Gerald Steinacher, Les nazis en fuite« Perrin, Tempus, 2018 

Presque 800 pages d’enquête et de révélations sur le devenir de bourreaux nazis après la Seconde Guerre mondiale. Gerald Steinacher s’intéresse plus particulièrement à la compromission du Vatican, de la CIA mais aussi du CICR avec les réseaux de fuite des nazis. On connaît l’opiniâtreté d’un Simon Wiesenthal ou des époux Klarsfeld, et c’est tout à leur honneur. Mais on sera surpris des appuis dont ont bénéficié les criminels dans un contexte de Guerre Froide, qui fournit bien des explications, puisque la traque des criminels allemands par les Alliés cesse rapidement. L’amnistie dont beaucoup ont bénéficié ne manque pas de consterner le lecteur qui croise par ailleurs au fil des pages le destin des nazis célèbres: Mengele, Eichmann, Barbie, Rauff, Rudel, etc. S’il est beaucoup question de l’Italie, l’auteur aborde évidemment le sujet de l’Amérique du Sud, et en premier lieu l’Argentine de Peron. On aurait cependant aimé plus de détails sur l’Espagne ou le Moyen-Orient, ainsi que des éléments concrets sur les activités post-Seconde Guerre mondiale des nazis, mais ce n’est pas là l’objet de cette étude déjà très poussée et très documentée. Au final un livre intéressant, qui porte à réflexion.

Recension « Massu » de Pierre Pellissier

Pierre Pellissier, Massu, Perrin, 2018 

Ce livre intéressera les amateurs du gaullisme et du général de Gaulle, car il en est beaucoup question dans cet ouvrage. Il permet surtout de mieux connaître une personnalité célèbre de la période et de l’entourage de de Gaulle. L’intérêt pour moi est d’y découvrir les « coulisses » de l’armée française, bien que de ce point de vue les biographies récentes de Corap et de De Lattre, que j’ai aussi recensées, apportent plus d’éléments. Le passage de Massu dans l’armée d’Afrique, notamment au Togo, est du plus haut intérêt pour qui s’intéresse à l’histoire coloniale. J’ai également apprécié les pages consacrées aux débuts de la France Libre au Tchad, de la rivalité avec Leclerc et des conditions dans lesquelles cette poignée de Français a poursuivi le combat aux confins de l’Empire. Massu devient d’ailleurs, à sa grande surprise, l’un des premiers Compagnons de la Libération.
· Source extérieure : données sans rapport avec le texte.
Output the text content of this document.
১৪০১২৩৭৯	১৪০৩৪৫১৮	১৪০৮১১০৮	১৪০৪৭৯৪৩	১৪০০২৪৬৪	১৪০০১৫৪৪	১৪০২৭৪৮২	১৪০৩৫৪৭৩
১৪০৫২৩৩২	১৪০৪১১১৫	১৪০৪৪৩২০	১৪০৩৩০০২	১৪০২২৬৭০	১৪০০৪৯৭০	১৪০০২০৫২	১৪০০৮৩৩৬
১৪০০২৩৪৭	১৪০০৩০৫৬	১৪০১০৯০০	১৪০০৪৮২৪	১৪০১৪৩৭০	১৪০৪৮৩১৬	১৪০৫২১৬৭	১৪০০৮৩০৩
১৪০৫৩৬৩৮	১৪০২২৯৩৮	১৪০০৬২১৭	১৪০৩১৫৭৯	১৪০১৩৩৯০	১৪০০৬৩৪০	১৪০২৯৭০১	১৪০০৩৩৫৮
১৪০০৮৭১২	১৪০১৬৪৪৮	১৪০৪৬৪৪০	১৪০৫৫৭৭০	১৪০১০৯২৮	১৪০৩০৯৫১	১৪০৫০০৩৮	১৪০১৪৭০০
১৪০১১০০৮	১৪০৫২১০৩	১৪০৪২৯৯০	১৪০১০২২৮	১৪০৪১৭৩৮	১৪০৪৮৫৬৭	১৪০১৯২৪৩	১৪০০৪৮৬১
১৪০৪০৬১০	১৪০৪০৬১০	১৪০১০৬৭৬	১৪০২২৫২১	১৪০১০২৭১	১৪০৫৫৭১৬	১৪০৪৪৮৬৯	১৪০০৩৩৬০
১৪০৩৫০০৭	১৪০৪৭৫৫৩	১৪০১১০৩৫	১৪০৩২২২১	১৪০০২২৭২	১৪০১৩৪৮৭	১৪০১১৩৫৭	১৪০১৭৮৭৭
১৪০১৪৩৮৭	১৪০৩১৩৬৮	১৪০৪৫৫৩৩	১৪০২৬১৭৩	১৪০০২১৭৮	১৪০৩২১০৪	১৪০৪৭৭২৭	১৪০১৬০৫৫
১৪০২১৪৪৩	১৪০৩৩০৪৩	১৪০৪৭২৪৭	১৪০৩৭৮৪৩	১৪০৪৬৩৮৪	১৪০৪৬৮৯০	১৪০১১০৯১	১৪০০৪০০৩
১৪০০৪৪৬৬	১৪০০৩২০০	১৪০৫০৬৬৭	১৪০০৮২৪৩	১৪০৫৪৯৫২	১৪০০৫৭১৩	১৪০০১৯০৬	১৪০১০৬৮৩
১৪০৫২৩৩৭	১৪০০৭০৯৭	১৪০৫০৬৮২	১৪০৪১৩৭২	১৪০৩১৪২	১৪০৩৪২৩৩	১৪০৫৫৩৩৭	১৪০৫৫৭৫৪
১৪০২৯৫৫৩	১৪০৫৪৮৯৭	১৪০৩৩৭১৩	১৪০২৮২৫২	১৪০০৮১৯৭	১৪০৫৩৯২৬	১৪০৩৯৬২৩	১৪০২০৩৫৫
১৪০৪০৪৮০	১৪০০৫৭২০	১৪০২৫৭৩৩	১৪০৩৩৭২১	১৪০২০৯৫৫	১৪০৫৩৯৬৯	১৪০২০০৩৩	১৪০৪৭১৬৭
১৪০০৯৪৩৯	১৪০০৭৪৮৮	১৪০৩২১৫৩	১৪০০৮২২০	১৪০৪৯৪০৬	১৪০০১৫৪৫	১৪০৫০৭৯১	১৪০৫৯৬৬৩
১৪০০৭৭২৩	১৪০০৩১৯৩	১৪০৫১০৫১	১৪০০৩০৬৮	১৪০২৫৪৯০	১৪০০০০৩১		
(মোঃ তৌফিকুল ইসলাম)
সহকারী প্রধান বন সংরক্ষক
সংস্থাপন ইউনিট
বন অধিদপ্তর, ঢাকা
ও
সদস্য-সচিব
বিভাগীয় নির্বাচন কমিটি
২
L’épopée de la Libération avec Paris et la Lorraine, puis l’Indochine, la crise de Suez et surtout l’Algérie, Massu étant le vainqueur de la « bataille d’Alger »: que de pages célèbres de l’histoire militaire française du 20e siècle. Enfin, en ce cinquantième anniversaire des événements de mai 68, le lecteur pourra (re)-découvrir le rôle important tenu par le général Massu auprès du président de la République. Un bémol cependant: une centaine de pages à peine pour la période allant jusqu’à la fin de la Seconde Guerre mondiale -celle qui m’intéresse- pour près 300 pour la suite. Dommage en ce qui me concerne, mais les amateurs des conflits d’après-guerre et surtout de la guerre d’Algérie y trouveront leur compte. Par ailleurs, il est beaucoup question du contexte, ce qui est certes important et indispensable, mais l’auteur nous éloigne parfois trop longtemps de son sujet d’étude.